According to Michael Haykin, after she recovered from small pox, Sally Wesley’s face was “deeply marred” by scars, and she “looked twice her age.” If you’re curious about the damage small pox can do to the skin (I’ll admit I was.), here’s a photo.

Charles Wesley, by the way, continued to call his wife beautiful, even with the pox scars.

I recommend Michael Haykin’s lecture on the marriage of Charles and Sally Wesley. (There’s also a transcript, if you prefer reading to listening.)

Friday
Aug202010

Reading Biographies: Spurgeon

I’m reading Arnold Dallimore’s Spurgeon along with Tim Challies and others. This week’s reading included chapters 15-17 of this biography of Charles Spurgeon, with the first chapter dealing with the daily life of the Metropolitan Tabernacle, the second with the 10 peak years of Spurgeon’s minstry, and the last with some of the features of Spurgeon’s personality. I’ve got a busy day, so I’m just going to mention a couple of things that interested me

Chapter 15 dispels any notion that the Metropolitan Tabernacle was just a place for Sunday services. It was a very busy place with things happening there all day and evening every day of the week. It was very much a working church, with an awe-inspiring number of fruitful tasks accomplished in it.

I did have one question: What is a Bible nurse? Mrs. Spurgeon, we’re told, “maintained a Bible nurse at her own expense, and other such nurses also functioned from the Tabernacle.” Can you enlighten me?
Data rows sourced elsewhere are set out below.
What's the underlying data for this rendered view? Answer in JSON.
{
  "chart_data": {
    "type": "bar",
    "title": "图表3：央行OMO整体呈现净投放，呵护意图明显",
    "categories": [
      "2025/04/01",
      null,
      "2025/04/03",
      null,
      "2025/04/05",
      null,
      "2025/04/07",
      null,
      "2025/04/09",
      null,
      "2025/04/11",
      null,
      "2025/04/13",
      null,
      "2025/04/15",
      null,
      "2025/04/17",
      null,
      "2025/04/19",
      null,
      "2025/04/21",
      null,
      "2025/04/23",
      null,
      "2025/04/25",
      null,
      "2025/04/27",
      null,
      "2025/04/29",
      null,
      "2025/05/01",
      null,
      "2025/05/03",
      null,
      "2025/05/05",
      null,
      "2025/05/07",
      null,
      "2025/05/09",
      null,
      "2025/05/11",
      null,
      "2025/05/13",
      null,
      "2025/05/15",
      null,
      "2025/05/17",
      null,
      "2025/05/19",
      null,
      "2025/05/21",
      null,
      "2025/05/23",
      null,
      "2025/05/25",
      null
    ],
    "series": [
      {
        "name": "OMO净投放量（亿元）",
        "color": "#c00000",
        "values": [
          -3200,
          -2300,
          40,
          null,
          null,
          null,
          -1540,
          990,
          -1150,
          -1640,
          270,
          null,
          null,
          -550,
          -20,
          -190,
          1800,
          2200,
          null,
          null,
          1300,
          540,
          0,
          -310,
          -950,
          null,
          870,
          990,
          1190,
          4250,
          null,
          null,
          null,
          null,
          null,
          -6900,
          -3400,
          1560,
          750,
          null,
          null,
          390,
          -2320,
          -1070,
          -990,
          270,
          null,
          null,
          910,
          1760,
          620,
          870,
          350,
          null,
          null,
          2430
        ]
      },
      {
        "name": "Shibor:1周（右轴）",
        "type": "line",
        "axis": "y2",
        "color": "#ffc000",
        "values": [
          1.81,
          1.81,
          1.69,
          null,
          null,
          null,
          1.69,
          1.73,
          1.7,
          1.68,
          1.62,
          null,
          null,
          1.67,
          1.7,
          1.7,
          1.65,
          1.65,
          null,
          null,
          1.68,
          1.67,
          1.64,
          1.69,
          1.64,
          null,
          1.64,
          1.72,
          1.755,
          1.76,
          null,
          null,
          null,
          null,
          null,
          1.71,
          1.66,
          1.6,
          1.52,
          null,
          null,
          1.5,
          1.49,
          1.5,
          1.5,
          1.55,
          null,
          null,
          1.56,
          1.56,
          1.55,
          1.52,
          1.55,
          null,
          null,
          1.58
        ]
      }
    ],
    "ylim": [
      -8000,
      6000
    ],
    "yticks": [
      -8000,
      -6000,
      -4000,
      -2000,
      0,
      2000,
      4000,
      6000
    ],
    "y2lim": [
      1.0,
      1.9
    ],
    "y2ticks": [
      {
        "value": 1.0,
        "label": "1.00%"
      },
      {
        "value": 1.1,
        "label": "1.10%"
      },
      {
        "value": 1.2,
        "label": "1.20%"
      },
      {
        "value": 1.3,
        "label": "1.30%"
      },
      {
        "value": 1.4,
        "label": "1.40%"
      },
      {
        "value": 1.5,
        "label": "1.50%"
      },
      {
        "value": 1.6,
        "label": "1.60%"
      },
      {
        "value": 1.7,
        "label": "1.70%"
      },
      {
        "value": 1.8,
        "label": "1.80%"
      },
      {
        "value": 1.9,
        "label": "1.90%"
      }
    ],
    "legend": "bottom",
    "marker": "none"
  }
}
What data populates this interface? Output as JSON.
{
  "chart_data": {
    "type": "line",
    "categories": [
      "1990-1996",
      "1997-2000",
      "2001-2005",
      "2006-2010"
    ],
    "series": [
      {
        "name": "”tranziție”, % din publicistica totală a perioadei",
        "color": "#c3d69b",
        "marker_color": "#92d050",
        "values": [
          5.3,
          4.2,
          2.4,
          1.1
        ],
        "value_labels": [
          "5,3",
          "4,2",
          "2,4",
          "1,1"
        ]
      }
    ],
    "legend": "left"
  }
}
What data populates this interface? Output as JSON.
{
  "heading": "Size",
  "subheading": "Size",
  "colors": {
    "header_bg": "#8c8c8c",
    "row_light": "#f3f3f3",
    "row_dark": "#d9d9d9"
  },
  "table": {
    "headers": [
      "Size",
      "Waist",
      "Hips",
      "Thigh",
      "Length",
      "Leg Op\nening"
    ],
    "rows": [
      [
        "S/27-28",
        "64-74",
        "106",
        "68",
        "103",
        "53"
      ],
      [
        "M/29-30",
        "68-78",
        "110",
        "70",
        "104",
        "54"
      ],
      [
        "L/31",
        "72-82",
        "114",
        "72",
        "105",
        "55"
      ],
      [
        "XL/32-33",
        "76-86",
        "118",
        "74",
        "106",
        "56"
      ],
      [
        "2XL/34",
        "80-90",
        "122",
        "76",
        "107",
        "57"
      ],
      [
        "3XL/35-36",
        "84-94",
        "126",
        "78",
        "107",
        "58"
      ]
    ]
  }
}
Nearly half of the seventeenth chapter titled Personal Characteristics is an explanation of Spurgeon’s drinking and smoking habits. Yes, as you probably already know, Spurgeon smoked cigars and drank beer and ale. That he writes so much on this explains more about Dallimore, I think, than it does about Spurgeon. He concludes his bit on these “bad habits” by saying:

I reported these matters regarding Spurgeon with much reluctance. They seem sadly regrettable in the life of so righteous a man, yet in the name of either Christian honesty or scholarly accuracy they could not be omitted.

Dallimore explains that “these two practices” show us that Spurgeon was “a man of his times.” I’m thinking that these comments may show us that Dallimore was also a man of his times.

Thursday
Aug122010

Reading Biographies: Spurgeon

I’m reading Arnold Dallimore’s Spurgeon along with Tim Challies and others. This week, we read chapters 12-14 of this biography of Charles Spurgeon. Chapter 12 told of the almhouses and orphanages run by Spurgeon and his church. Chapter 13 described the illnesses that both Spurgeon and his wife  Susannah suffered over the years. Chapter 14 focused on Susannah Spurgeon and her ministry work.
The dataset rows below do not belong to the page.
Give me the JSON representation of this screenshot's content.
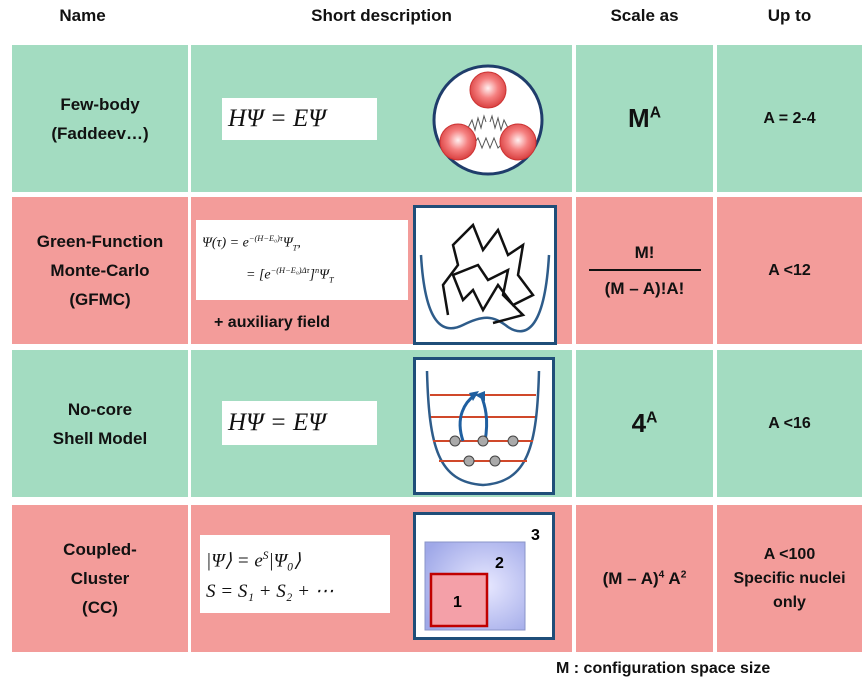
{
  "header": {
    "name": "Name",
    "description": "Short description",
    "scale": "Scale as",
    "upto": "Up to"
  },
  "rows": [
    {
      "color": "#a3dcc1",
      "name": [
        "Few-body",
        "(Faddeev…)"
      ],
      "formula": [
        [
          {
            "text": "HΨ = EΨ"
          }
        ]
      ],
      "scale": [
        {
          "text": "M"
        },
        {
          "text": "A",
          "style": "sup"
        }
      ],
      "upto": [
        "A = 2-4"
      ]
    },
    {
      "color": "#f39c9a",
      "name": [
        "Green-Function",
        "Monte-Carlo",
        "(GFMC)"
      ],
      "formula": [
        [
          {
            "text": "Ψ(τ) = e"
          },
          {
            "text": "−(H−E₀)τ",
            "style": "sup"
          },
          {
            "text": "Ψ"
          },
          {
            "text": "T",
            "style": "sub"
          },
          {
            "text": ","
          }
        ],
        [
          {
            "text": "= [e"
          },
          {
            "text": "−(H−E₀)Δτ",
            "style": "sup"
          },
          {
            "text": "]"
          },
          {
            "text": "n",
            "style": "sup"
          },
          {
            "text": "Ψ"
          },
          {
            "text": "T",
            "style": "sub"
          }
        ]
      ],
      "note": "+ auxiliary field",
      "scale_fraction": {
        "numerator": "M!",
        "denominator": "(M – A)!A!"
      },
      "upto": [
        "A <12"
      ]
    },
    {
      "color": "#a3dcc1",
      "name": [
        "No-core",
        "Shell Model"
      ],
      "formula": [
        [
          {
            "text": "HΨ = EΨ"
          }
        ]
      ],
      "scale": [
        {
          "text": "4"
        },
        {
          "text": "A",
          "style": "sup"
        }
      ],
      "upto": [
        "A <16"
      ]
    },
    {
      "color": "#f39c9a",
      "name": [
        "Coupled-",
        "Cluster",
        "(CC)"
      ],
      "formula": [
        [
          {
            "text": "|Ψ⟩  =  e"
          },
          {
            "text": "S",
            "style": "sup"
          },
          {
            "text": "|Ψ₀⟩"
          }
        ],
        [
          {
            "text": "S = S₁ + S₂ + ⋯"
          }
        ]
      ],
      "labels": [
        "1",
        "2",
        "3"
      ],
      "scale": [
        {
          "text": "(M – A)"
        },
        {
          "text": "4",
          "style": "sup"
        },
        {
          "text": " A"
        },
        {
          "text": "2",
          "style": "sup"
        }
      ],
      "upto": [
        "A <100",
        "Specific nuclei",
        "only"
      ]
    }
  ],
  "footer": "M : configuration space size"
}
Most interesting to me was the description of the orphanage built by Spurgeon:

The orphanage was planned according to certain concepts Spurgeon had developed. It was not to be like the average institution for needy children, with the younsters quartered in a barracklike building, all dressed alike and made to feel they were objects of charity. It was to be several individual homes—the buildings joined together and forming a continuous row—each home to house fourteen boys and to be under the care of a matron who acted as a mother to the lads. There was to be discipline, education, and Christian instruction, with kindness and sport and individuality.

I visited an orphange when I was young, and it was nothing like this. I’m impressed that Spurgeon came up with such an innovative and thoughtful plan for caring for the children. What’s more, Spurgeon was generous with the children in other ways. They had a pool, and everyone learned to swim. Spurgeon knew almost all of them by name. When he visited, he carried pennies and gave each child one of them. It considered it especially important to visit any child who was sick in the infirmary.

What a picture of a man who loved—even needy children—as Christ loved!

Mrs. Spurgeon, too, showed the love of Christ to others. Her ministry was helping poor pastors and their families by sending books, clothing, blankets and money to them.

Now our governments take care of needy children and poor families, and churches (at least any I know) aren’t involved in this kind of service to people right around them to the same extent the Metropolitan Tabernacle was. I’m not sure that’s an unqualified good thing.